The extent of the problem
National estimates indicate that 1 in 5 women in the United States have experienced rape at some point in their lives. Ten million women report that they experienced rape or attempted rape before turning 18, and 1 in 3 girls have reported experiencing dating violence (physical, emotional, or verbal abuse from a dating partner).
Empirical evidence demonstrates that “sexist, patriarchal, and/or sexually hostile attitudes” are predictors of violence against women. Societal tolerance—and even embrace—of these attitudes is known as rape culture. The election of Donald Trump, who dismissed his derogatory comments about women as “locker-room talk,” is a prime example of our culture’s widespread acquiescence to these attitudes.
That attitude is also reflected in the fact that assaulters and rapists often face minimal consequences—according to the Rape, Abuse & Incest National Network, out of every 1,000 rapes, as many as 994 perpetrators walk free. A prominent example is the case of Brock Turner, a college freshman who raped an unconscious woman behind a dumpster after a fraternity party. Turner faced up to 14 years in prison for this offense, yet prosecutors asked only for a sentence of 6 years. Despite indisputable evidence, including eyewitnesses and testimony from the victim, Turner was sentenced to just 6 months in jail and served only 3.
What’s to be done?
Though little research has evaluated the effectiveness of educational approaches to reducing violence against women, there are some promising theory-based primary prevention strategies currently in practice that focus on the role of conventional gender norms in sexual violence perpetration.
For instance, Coaching Boys into Men, a program delivered by high school coaches to male athletes, was designed based on evidence that dating violence is typically perpetrated by young men who demonstrate negative attitudes toward women and promote abuse. Compared to athletes who did not participate in the program, those assigned to this intervention were better at recognizing abusive behaviors and more likely to intervene when they did.

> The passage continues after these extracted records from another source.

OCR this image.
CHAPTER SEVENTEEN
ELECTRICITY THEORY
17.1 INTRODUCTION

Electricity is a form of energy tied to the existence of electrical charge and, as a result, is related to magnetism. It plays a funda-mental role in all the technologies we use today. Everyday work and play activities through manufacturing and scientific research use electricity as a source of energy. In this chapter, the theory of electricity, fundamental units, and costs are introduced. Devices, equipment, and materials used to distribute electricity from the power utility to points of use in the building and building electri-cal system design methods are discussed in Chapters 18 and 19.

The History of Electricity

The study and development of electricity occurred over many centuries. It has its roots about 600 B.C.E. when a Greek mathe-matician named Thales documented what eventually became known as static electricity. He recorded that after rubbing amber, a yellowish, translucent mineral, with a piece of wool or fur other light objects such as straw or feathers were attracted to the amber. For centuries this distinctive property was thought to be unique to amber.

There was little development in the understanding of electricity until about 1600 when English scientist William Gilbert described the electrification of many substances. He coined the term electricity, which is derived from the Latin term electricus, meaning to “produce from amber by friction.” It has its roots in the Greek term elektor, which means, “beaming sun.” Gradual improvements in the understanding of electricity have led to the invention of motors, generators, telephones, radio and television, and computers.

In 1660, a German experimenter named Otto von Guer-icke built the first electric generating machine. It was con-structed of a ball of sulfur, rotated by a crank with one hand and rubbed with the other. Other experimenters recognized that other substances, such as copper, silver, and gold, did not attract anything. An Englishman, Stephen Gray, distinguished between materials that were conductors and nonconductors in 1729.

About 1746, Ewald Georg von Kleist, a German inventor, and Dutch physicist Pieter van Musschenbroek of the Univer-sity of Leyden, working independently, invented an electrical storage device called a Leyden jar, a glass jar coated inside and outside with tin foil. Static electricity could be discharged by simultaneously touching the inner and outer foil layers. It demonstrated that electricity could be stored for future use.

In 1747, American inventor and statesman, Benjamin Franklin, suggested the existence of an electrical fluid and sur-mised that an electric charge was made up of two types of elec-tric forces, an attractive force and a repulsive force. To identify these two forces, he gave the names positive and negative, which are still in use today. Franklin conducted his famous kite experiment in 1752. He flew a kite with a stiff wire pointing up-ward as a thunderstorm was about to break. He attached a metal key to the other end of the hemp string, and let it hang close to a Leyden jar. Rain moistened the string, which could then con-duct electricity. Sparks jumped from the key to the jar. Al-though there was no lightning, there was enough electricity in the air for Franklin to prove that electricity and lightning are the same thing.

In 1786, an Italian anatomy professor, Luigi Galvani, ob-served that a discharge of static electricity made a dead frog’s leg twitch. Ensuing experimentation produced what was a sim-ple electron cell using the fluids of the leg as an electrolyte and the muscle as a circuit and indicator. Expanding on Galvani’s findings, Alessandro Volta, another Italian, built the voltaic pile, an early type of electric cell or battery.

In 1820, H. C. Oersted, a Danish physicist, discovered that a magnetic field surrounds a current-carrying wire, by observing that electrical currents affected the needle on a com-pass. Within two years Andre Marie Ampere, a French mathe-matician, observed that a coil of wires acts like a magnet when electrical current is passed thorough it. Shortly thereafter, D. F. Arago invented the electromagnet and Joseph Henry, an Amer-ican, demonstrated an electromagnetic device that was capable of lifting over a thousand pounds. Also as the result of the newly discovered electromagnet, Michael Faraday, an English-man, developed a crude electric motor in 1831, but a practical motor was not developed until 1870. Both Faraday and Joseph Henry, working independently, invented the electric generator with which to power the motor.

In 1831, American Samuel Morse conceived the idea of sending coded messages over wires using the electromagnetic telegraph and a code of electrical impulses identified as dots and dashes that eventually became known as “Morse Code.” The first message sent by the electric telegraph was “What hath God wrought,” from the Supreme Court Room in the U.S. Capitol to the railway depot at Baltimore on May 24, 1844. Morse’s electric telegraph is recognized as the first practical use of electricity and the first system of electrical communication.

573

Another example is Promundo’s Manhood 2.0 program, designed to engage young men in questioning and challenging harmful gender norms with the goal of reducing sexual violence and dating/relationship abuse. Manhood 2.0 is currently being evaluated in Pittsburgh and Washington, DC (the latter by Child Trends). The program is an adaptation of Program H, an intervention previously evaluated in India, Brazil, Namibia, and the Balkans that resulted (in all areas) in increased support for more equitable gender norms and in reduced health risks, such as risk for HIV or sexual violence perpetration.
Education alone is by no means a panacea, but it is undoubtedly a solid start. This education, like all good prevention, should start early and occur often. It should go beyond what girls can do to prevent being victims, to the attitudes that boys have about women and about masculinity, and the actions that men can take to promote mutual respect and egalitarianism.